Vakit oldukça gidiyorum. İlginç oluyor benim için. bir de daha ziyade tarih müzelerine meraklıyım. Belki akademik olarak düşünmüyorum içeride ama eski birşeyle karşılaştığımda orda bu insanlar geçmişte nasıl yaşıyordu diye düşünmek, bazen bunu nasıl yapmışlar, diye kapayı yemek iyi geliyor gerçekten.
Bir de sanatçı evlerine gitmeyi severim. Biraz ilahlaştırdığım adamların çalışma odalarında bulunmak, onların okuduğu kitapaları, yazdığı kalemleri, oturup düşündükleri koltukları görmek... Kendimden geçiyorum adeta.
Okulların müzeye götürmesinden de içeride serbest bırakmadıkları sürece hoşlanmıyorum. Öyle olunca sıra halinde birşeylerin önünden geçiyorsunuz sadece, ne olduğunu bile anlayamadan. Oysa bazı şeylerin önünde bazen saatlerce durması gerekir insanın.

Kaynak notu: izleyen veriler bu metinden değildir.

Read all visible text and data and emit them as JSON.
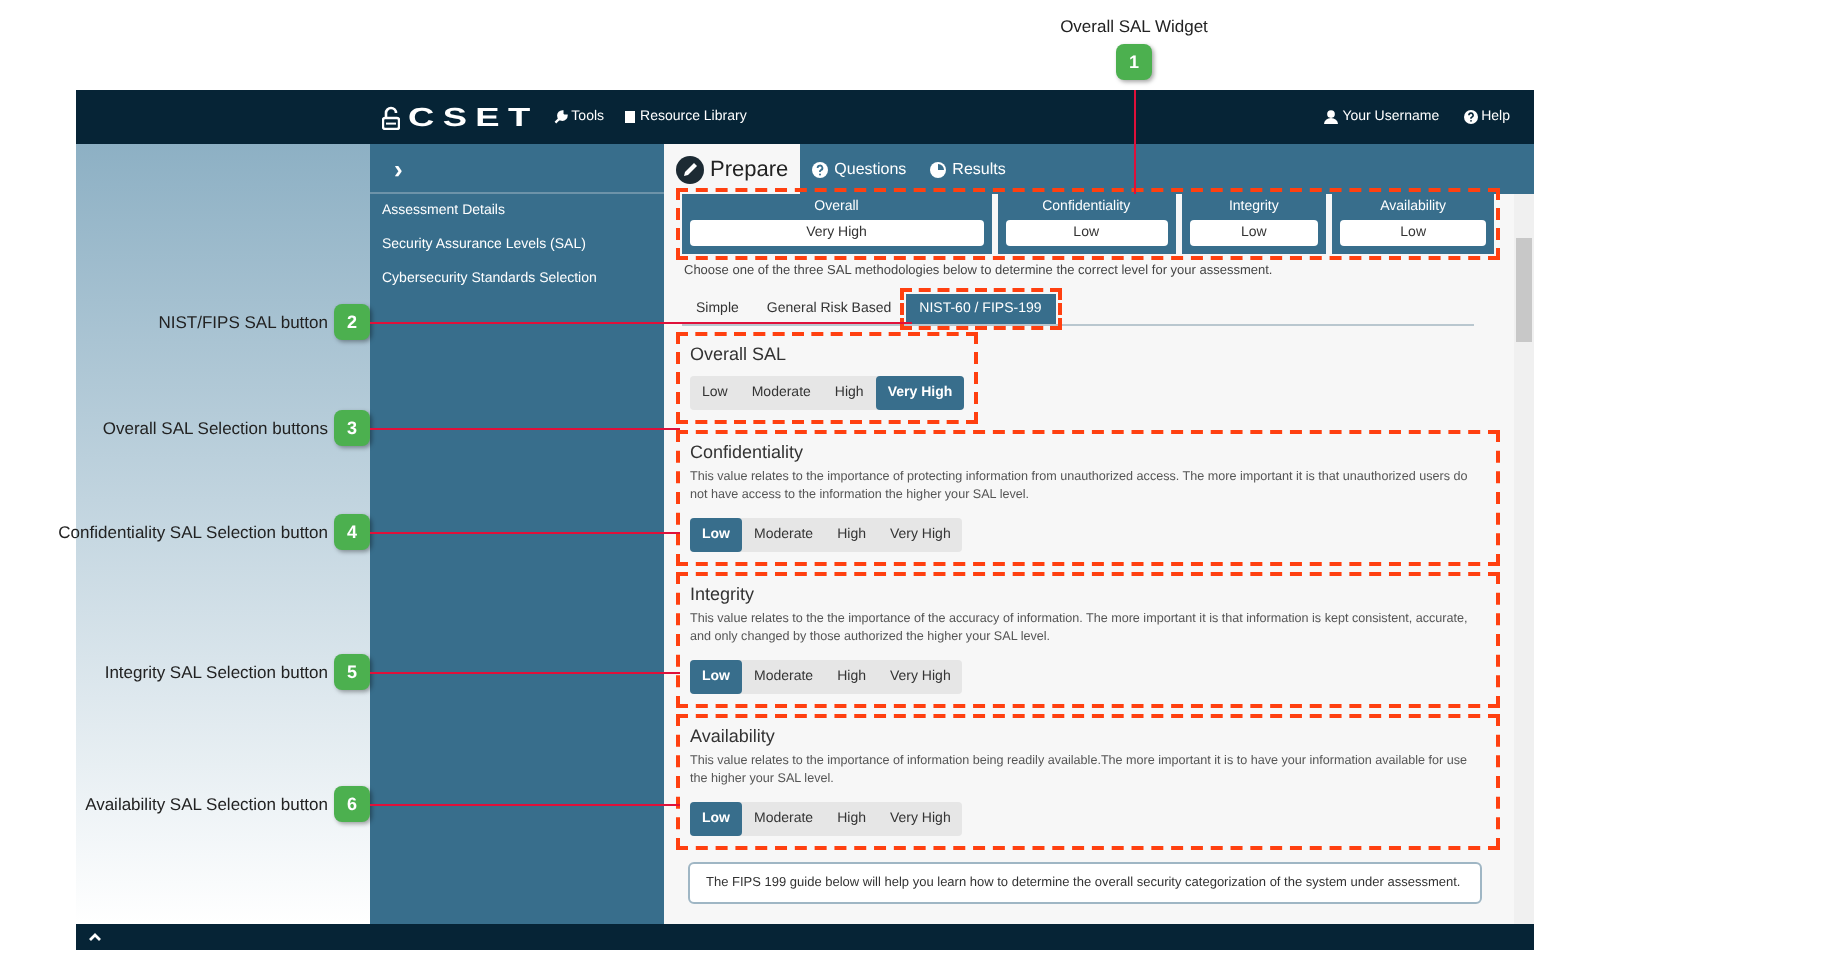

Şimdiye kadar gittiğim en ilginç müzelerse Frankfurt'taki Goethe Haus (kendimi kaybetmiştim ben Goethe burda oturdu, bu pencereden baktı diye.) (bir de gittiğimiz zaman tadilattaydı o yüzden müze kısmını dolaşamadık, sadece evi dolaşabildik.) ve yine ordaki Senckenberg Doğa Müzesi'ydi; varoluştan bu yana yaşayan pek çok canlı görebildik.

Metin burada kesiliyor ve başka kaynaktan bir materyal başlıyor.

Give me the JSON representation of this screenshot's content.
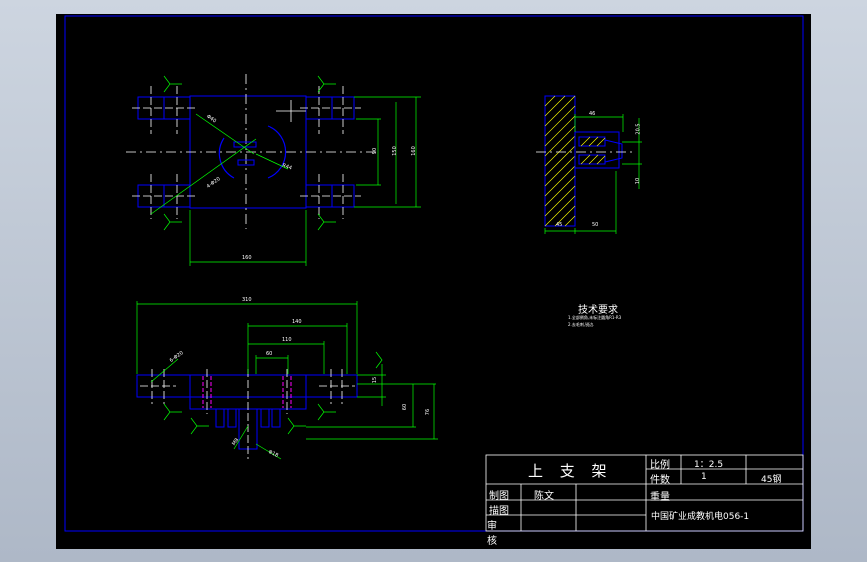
{
  "title_block": {
    "part_name": "上 支 架",
    "scale_label": "比例",
    "scale_value": "1：2.5",
    "quantity_label": "件数",
    "quantity_value": "1",
    "material": "45钢",
    "weight_label": "重量",
    "drawn_by_label": "制图",
    "drawn_by": "陈文",
    "traced_by_label": "描图",
    "reviewed_by_label": "审",
    "reviewed_by_label2": "核",
    "company": "中国矿业成教机电056-1"
  },
  "tech_notes": {
    "title": "技术要求",
    "line1": "1.全部倒角,未标注圆角R1-R3",
    "line2": "2.去毛刺,锐边."
  },
  "dimensions": {
    "d_90": "90",
    "d_150": "150",
    "d_160v": "160",
    "d_160h": "160",
    "d_phi40": "Φ40",
    "d_r44": "R44",
    "d_4phi20": "4-Φ20",
    "d_46": "46",
    "d_20": "20.5",
    "d_10": "10",
    "d_45": "45",
    "d_50": "50",
    "d_310": "310",
    "d_140": "140",
    "d_110": "110",
    "d_60": "60",
    "d_15": "15",
    "d_60v": "60",
    "d_76": "76",
    "d_6phi20": "6-Φ20",
    "d_phi18": "Φ18",
    "d_m8": "M8"
  },
  "colors": {
    "background": "#000000",
    "border": "#0000ff",
    "dimension": "#00ff00",
    "hidden": "#ff00ff",
    "text": "#ffffff"
  }
}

Ama açık ara farkla en sevdiğim müze, klasik ama, İstanbul Arkeoloji Müzesi. İçerisinin atmosferi çok hoş, bir de o kadar eser ve kalıntı görüp bu topraklarda daha önce kimler yaşadı diye düşünmek müthiş bir duygu. Canım sıkıldıkça gidiyorum hala. Müzeyi ziyaret etmesem bile bahçesinde oturup o muhteşem binalara bakarak çay içmenin ya da kitap okumanın zevki bambaşka.
Daha önce gitmeyenler için tavsiye: Ana binaya girdiğinizde önce sağa yönelin orayı bitirince geri dönüp sol tarafı dolaşın ve ne son üst kata çıkın derim ben.